In a recent Q magazine, Williams said, ‘It’s not about the pressure of this or the pressure of that, I used to think it was. But when they went away, it was just about being physically or mentally ill.”

His demons led to his self-imposed exile in Los Angeles where he can rub shoulders with Robert De Niro, Joni Mitchell and Brian Wilson (yet remain largely anonymous to the American public). It also affords him the distance he needs from the rabid and destructive tabloid attention he attracts in his most successful markets.

In November he loudly and famously proclaimed, “I’m rich beyond my wildest dreams,” after signing the mutli-million dollar deal with EMI which executives hope will see him conquer the world.
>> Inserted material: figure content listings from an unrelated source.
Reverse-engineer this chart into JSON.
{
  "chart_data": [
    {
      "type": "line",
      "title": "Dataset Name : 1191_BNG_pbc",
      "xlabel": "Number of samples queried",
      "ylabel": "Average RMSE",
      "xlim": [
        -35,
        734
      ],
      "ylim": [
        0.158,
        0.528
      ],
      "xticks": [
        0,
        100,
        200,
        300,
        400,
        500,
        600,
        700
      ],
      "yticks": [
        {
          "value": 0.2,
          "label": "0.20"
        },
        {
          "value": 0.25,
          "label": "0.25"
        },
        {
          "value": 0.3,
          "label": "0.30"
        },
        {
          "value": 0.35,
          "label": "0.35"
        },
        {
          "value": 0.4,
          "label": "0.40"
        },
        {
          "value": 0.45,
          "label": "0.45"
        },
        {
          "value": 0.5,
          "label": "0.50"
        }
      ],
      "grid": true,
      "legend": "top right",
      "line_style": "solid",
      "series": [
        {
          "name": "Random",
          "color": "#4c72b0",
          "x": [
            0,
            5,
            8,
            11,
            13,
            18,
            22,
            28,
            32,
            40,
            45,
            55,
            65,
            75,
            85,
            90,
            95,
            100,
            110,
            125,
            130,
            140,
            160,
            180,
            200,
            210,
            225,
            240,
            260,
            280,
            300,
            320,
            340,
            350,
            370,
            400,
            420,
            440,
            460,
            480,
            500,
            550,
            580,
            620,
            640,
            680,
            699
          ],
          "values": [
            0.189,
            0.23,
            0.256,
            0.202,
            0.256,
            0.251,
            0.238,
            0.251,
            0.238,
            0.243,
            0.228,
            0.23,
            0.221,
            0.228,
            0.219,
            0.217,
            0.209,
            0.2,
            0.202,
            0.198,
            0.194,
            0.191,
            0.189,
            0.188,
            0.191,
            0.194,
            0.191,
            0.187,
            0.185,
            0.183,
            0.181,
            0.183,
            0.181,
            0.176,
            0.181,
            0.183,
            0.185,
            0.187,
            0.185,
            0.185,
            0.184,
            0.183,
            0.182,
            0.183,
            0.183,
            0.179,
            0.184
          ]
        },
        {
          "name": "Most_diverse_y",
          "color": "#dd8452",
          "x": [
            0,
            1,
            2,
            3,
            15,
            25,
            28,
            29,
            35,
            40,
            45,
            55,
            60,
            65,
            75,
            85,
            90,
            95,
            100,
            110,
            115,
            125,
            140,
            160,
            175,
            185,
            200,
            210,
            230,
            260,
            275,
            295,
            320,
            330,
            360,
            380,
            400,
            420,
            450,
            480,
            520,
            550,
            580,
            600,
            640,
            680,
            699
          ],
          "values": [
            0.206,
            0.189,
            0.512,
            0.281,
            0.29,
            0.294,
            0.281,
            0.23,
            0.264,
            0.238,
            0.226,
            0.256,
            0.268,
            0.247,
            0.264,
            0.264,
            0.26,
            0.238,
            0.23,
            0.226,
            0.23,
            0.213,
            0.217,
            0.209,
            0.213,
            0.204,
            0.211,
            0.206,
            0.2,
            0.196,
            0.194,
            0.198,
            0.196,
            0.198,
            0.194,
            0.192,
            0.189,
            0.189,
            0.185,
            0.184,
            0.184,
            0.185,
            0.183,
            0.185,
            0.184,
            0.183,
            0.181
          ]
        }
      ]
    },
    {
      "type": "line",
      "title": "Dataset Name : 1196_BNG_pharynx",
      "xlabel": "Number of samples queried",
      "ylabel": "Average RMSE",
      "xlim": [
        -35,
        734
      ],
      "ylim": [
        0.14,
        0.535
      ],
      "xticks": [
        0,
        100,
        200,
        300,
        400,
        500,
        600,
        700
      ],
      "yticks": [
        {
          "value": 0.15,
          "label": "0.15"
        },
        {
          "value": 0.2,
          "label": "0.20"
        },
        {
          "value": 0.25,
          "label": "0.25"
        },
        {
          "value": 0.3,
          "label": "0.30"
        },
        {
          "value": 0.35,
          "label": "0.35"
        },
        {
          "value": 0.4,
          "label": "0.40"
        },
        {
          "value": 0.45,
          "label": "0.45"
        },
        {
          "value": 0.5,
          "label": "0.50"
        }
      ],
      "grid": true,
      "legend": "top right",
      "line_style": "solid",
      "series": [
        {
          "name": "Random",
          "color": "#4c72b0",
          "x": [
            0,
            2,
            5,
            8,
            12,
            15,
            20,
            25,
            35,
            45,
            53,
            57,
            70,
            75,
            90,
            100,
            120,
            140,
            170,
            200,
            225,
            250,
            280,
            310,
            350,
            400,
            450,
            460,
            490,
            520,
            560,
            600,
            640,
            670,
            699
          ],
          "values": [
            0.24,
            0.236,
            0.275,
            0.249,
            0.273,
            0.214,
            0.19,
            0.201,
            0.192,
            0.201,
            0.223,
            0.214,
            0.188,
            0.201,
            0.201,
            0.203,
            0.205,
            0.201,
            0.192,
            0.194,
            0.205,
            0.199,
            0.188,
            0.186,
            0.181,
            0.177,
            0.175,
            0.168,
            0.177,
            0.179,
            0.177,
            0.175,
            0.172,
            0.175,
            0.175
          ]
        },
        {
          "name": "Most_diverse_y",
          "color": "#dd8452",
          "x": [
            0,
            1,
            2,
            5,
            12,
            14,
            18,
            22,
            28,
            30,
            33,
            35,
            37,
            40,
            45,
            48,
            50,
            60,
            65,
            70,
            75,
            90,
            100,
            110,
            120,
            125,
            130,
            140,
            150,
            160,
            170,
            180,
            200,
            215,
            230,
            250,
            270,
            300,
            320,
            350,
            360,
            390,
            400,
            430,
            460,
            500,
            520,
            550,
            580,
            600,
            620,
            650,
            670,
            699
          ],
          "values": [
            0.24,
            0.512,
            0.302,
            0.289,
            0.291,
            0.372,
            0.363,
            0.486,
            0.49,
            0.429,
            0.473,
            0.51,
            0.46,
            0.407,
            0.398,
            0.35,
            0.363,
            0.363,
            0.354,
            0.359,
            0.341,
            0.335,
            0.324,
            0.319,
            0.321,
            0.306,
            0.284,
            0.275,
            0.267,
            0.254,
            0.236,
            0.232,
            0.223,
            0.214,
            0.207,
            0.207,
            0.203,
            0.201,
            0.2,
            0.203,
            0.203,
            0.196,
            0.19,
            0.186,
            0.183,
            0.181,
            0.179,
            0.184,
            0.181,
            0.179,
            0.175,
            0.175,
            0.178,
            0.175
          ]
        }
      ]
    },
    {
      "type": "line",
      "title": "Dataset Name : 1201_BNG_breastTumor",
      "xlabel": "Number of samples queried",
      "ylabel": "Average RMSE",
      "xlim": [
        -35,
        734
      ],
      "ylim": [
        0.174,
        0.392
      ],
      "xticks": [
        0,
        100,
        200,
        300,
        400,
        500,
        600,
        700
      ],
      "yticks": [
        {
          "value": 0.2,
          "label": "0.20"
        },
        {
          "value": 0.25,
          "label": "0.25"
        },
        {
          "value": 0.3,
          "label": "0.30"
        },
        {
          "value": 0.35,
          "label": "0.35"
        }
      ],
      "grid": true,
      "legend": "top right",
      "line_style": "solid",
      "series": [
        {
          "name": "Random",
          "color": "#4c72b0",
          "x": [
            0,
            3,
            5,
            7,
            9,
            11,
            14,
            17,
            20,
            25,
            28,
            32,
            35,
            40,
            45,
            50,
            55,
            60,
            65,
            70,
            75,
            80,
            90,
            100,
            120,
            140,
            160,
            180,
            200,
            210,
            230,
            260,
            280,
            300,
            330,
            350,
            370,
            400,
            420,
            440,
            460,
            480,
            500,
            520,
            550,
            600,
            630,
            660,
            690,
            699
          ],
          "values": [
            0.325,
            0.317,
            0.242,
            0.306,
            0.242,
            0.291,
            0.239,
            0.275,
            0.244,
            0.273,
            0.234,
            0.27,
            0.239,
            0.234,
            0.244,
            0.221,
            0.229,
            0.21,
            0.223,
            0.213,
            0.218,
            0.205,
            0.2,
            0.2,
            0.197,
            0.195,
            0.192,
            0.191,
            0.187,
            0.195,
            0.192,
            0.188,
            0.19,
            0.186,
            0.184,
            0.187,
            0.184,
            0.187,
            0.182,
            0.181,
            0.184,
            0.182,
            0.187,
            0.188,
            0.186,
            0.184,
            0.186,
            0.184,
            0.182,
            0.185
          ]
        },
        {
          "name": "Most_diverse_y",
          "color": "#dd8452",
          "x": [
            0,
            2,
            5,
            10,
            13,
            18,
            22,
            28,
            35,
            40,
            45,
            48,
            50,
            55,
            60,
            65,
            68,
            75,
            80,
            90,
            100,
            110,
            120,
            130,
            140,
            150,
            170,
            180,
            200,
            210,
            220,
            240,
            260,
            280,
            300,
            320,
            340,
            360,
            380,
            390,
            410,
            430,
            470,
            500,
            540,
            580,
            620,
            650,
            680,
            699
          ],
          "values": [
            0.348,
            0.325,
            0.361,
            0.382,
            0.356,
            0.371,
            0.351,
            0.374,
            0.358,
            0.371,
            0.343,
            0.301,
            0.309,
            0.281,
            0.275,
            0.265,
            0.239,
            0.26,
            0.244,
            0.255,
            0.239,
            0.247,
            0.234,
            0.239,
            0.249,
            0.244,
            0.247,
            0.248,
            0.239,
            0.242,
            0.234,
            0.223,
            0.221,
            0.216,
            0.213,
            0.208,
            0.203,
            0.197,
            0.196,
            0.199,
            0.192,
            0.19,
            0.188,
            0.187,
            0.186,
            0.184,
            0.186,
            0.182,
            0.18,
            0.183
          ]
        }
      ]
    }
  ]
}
But Williams has very pointedly declared that the deal does not cover the US and that he is under no pressure to replicate the astonishing success he has had in Europe there.

His last album, Escapology was released in November 2002 and saw Robbie shift from swing back to rock and has since sold six million copies around the world. Having recently dissolved his successful partnership with his co-writer Chambers, Williams is now learning the guitar and collaborating with other songwriters. He’s trying to avoid soulless sex and longs for an intimate relationship with a woman he can trust, despite delighting in his recent allusions to sexual ambiguity.

Being Robbie seems to be a double-edged sword. He simultaneously craves and rejects the attention performance brings him, swinging him from either outlandishly confident or childishly coy. He is a mass of contradictions, funneled through constant self-awareness and thrust out the end onto the stage as Robbie Williams –born entertainer.

Let him entertain you and you will be whisked into Robbie’s world where you will experience his life through the powerful lens of his many talents. As he declares to a rapturous response at Knebworth, “Your ass will be mine”.

"10 things you didn't know about Robbie Williams"

1. Robbie has 11 tattoos.
2. He has a pet wolf, Sid, who has had his testicles removed.
3. He has forsaken casual sex.
4. His first child will be called Sunny, regardless of sex.
5. He will sing the songs on his next studio album in his native Stoke-On-Trent accent.
6. He is prescribed the anti-depressant, Effexor, whose side effects can include drowsiness and nausea.
7. He has sold almost 30 million albums worldwide.
8. Christmas 2001 saw him top three different UK charts with three different releases.
9. Escapology sales in the UK leapt almost 300 percent in days after the Knebworth shows.
10. Robbie claims he once threw 2,000 pounds out of his Mum's pub window as fans of his beloved Port Vale Football Club passed below.